While the artwork deals with the subject of death, the artist succeeds in subverting the traditional clichés: Christ’s face is devoid of suffering and that of the Virgin Mary, of sadness. Christ’s body does not show any traces of wounds or pain.
Michelangelo represents the Son of God in a highly dignified manner.
The Creation of Adam – Michelangelo, between 1508 and 1512
This stunning fresco painting on the ceiling of the Sistine Chapel had to have a place in our Top 5!
The artist took several years to complete this very complex series of 9 frescoes, inspired by the Book of Genesis.
His representation of God is very different. Traditionally represented on his throne, here God does not appear in royal clothing, but can instead be seen to wear a tunic. He is shown stretching out to touch man, symbolizing his proximity to mankind and his involvement in the history of the earth. A representation that stood out from others at that time.

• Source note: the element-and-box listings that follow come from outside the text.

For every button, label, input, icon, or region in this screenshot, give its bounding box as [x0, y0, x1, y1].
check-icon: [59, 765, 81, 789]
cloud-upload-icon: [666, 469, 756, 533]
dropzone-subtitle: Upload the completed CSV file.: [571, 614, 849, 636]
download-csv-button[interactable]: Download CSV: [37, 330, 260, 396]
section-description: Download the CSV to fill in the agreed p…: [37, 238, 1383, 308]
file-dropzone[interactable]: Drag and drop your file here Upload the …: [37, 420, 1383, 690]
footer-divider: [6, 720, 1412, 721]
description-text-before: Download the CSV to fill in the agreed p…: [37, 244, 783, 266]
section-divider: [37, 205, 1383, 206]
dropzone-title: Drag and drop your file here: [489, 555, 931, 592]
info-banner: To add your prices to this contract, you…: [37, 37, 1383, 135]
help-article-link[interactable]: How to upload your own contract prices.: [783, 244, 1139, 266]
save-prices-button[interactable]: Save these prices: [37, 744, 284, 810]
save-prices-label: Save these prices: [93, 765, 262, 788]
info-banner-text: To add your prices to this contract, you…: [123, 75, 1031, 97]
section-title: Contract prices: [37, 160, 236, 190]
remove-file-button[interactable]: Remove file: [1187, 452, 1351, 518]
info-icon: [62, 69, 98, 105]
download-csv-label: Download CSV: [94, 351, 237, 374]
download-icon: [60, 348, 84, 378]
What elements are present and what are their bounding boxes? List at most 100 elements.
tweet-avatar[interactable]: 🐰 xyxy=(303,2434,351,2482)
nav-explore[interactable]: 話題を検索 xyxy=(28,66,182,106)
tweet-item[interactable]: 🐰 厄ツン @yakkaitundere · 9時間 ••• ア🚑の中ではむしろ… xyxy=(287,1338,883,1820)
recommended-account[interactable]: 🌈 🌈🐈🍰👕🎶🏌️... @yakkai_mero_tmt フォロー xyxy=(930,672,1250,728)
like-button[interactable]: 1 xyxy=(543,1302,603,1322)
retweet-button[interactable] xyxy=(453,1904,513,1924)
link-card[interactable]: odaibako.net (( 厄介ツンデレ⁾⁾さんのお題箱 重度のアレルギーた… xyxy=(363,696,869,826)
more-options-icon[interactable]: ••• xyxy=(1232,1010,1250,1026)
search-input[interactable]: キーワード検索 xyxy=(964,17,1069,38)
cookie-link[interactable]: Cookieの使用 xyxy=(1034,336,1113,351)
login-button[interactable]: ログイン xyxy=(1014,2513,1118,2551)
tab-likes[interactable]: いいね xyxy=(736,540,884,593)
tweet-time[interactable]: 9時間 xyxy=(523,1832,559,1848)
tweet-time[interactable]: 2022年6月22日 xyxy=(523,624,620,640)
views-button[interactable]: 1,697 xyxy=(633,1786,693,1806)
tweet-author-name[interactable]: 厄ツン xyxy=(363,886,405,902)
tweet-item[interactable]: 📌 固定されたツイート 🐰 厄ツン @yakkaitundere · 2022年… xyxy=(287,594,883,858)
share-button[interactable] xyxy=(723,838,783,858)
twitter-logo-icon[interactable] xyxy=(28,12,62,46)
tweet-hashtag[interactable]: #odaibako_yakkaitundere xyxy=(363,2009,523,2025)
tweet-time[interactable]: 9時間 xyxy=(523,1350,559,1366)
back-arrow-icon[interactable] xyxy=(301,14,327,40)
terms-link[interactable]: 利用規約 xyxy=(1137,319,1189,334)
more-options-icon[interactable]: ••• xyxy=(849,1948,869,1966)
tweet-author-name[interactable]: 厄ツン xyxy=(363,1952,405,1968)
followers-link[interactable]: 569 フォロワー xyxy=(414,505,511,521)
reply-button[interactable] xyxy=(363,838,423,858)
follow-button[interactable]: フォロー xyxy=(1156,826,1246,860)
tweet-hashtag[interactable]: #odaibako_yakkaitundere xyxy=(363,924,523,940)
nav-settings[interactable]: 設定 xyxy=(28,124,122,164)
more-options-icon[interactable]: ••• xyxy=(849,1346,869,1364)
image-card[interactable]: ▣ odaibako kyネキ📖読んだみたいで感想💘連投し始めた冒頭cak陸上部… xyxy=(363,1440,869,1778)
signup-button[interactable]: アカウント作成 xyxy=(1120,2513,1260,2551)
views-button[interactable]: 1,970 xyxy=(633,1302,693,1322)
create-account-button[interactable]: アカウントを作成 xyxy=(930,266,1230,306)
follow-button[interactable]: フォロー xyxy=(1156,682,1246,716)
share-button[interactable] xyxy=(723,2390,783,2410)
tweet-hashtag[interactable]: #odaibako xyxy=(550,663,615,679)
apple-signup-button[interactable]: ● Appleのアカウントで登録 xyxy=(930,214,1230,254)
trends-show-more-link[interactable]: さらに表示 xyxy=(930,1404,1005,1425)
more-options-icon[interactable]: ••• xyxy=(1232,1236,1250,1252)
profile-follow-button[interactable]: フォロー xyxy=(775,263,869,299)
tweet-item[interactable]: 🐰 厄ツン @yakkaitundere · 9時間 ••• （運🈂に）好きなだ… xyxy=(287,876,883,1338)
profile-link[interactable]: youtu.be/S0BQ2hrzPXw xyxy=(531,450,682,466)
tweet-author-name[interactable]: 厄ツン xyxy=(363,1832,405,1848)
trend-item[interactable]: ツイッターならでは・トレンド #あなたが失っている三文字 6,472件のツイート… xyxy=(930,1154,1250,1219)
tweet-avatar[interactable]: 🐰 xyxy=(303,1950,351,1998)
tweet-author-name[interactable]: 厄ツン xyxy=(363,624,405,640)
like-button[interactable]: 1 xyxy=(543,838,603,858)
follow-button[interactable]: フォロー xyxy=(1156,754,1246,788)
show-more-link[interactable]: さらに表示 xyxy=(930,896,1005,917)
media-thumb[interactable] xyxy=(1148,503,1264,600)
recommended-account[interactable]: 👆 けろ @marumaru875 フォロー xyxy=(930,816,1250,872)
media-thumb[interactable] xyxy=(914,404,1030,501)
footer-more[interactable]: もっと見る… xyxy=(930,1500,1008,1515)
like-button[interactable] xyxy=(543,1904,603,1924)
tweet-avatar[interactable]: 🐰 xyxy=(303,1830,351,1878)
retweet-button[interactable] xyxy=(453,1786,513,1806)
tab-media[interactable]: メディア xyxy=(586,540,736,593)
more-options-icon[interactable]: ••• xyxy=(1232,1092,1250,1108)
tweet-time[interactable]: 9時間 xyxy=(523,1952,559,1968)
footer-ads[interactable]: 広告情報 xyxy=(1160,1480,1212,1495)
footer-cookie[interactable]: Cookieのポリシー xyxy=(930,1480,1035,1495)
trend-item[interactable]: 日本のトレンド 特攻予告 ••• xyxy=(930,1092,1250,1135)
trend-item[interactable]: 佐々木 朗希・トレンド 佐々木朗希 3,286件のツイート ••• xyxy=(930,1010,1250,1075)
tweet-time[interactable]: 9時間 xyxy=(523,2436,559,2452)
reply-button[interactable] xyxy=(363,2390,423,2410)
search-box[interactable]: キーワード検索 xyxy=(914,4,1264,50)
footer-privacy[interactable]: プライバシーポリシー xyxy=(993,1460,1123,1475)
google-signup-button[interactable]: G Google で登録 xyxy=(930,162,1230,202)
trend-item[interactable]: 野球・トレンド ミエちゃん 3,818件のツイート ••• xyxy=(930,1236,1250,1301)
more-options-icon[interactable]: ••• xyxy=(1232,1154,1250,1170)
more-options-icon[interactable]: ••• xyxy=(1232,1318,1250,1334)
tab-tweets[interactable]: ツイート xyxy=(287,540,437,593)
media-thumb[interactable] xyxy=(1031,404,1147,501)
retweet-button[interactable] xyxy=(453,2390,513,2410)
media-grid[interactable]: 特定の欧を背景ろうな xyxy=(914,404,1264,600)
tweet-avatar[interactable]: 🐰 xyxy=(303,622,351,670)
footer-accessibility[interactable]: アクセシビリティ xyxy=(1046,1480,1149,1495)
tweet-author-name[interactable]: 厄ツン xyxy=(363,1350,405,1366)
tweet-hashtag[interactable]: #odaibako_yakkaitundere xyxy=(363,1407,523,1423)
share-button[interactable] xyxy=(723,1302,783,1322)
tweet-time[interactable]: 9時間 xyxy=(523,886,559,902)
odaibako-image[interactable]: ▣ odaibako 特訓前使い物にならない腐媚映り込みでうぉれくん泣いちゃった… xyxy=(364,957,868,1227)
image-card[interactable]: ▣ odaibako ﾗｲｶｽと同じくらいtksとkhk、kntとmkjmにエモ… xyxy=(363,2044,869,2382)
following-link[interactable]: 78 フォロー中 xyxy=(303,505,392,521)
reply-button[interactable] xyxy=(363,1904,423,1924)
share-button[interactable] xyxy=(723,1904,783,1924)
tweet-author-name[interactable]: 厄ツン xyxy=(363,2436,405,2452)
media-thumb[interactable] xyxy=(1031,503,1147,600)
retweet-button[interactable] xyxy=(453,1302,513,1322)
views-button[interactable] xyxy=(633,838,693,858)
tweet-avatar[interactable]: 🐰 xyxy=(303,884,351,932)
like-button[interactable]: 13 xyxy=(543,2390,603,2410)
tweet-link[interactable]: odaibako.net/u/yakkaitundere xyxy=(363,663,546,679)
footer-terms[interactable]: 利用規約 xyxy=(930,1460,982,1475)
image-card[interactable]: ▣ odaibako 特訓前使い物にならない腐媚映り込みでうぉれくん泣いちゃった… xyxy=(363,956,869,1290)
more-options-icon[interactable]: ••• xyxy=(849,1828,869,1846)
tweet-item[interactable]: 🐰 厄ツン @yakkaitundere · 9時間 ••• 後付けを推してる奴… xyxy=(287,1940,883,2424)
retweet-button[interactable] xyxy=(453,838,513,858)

In today’s gossip magazines, there are endless articles debating the relationships of the stars. Will they have kids? Will he cheat on her? Is she still thinking about him, etc.…?
Enlightening stuff, undoubtedly.
But did you know that our fresco generated similar gossip?
Who is the woman next to God?
Is it the Virgin Mary? And the child on the right? Jesus? Is Michelangelo hinting at the advent of Christ? Will He deliver mankind from Adam’s original sin? And what about Eve?
So many questions remain unanswered.
Our editorial staff love dreaming about the possible answers. Head on hand, elbow on desk, we spend hours imagining the most improbable of hypotheses. At least, we keep ourselves entertained…
The Last Judgment – Michelangelo, between 1536 and 1541
If you’re able to find Wally in all the ‘Where’s Wally?’ books, then you’re going to love this!
The Last Judgment is a fresco created by Michelangelo in the Sistine Chapel after he completed his work on the ceiling.
It is believed that he took 7 years to finish it.
Jesus is shown in the centre, accompanied by his mother and surrounded by the saints, holding items that once belonged to the martyred Jesus.
In the bottom left of the painting, the dead have been brought back to life and are being led by the angels towards Christ in order to be judged; to the right, we see the damned, being led towards Hell.
Michelangelo depicted all of the figures naked, even Christ, which was a great source of controversy at the time. Painter Daniele da Volterra was subsequently asked to cover up the figures for the sake of public decency.
After he had completed his task, Daniele da Volterra became known as ‘il braghettone’, an Italian word meaning ‘the pants maker’.
Difficult to choose the last work to make it into our Top 5! In order to demonstrate the extent of Michelangelo’s talents, our last example comes not from the spheres of painting or sculpture, but from architecture!
Working with Bramante and Bernini, Michelangelo designed the most important edifice in the Catholic religion. It was built under the impetus of Constantine and has been included in Unesco’s World Heritage List as an example of a remarkable architectural design from its epoch, and today, is one of the most visited buildings in the world.
There’s a lot more we could say about our artist.
But, it’s almost time for a tea break and the lure of tea and biscuits is hard to resist!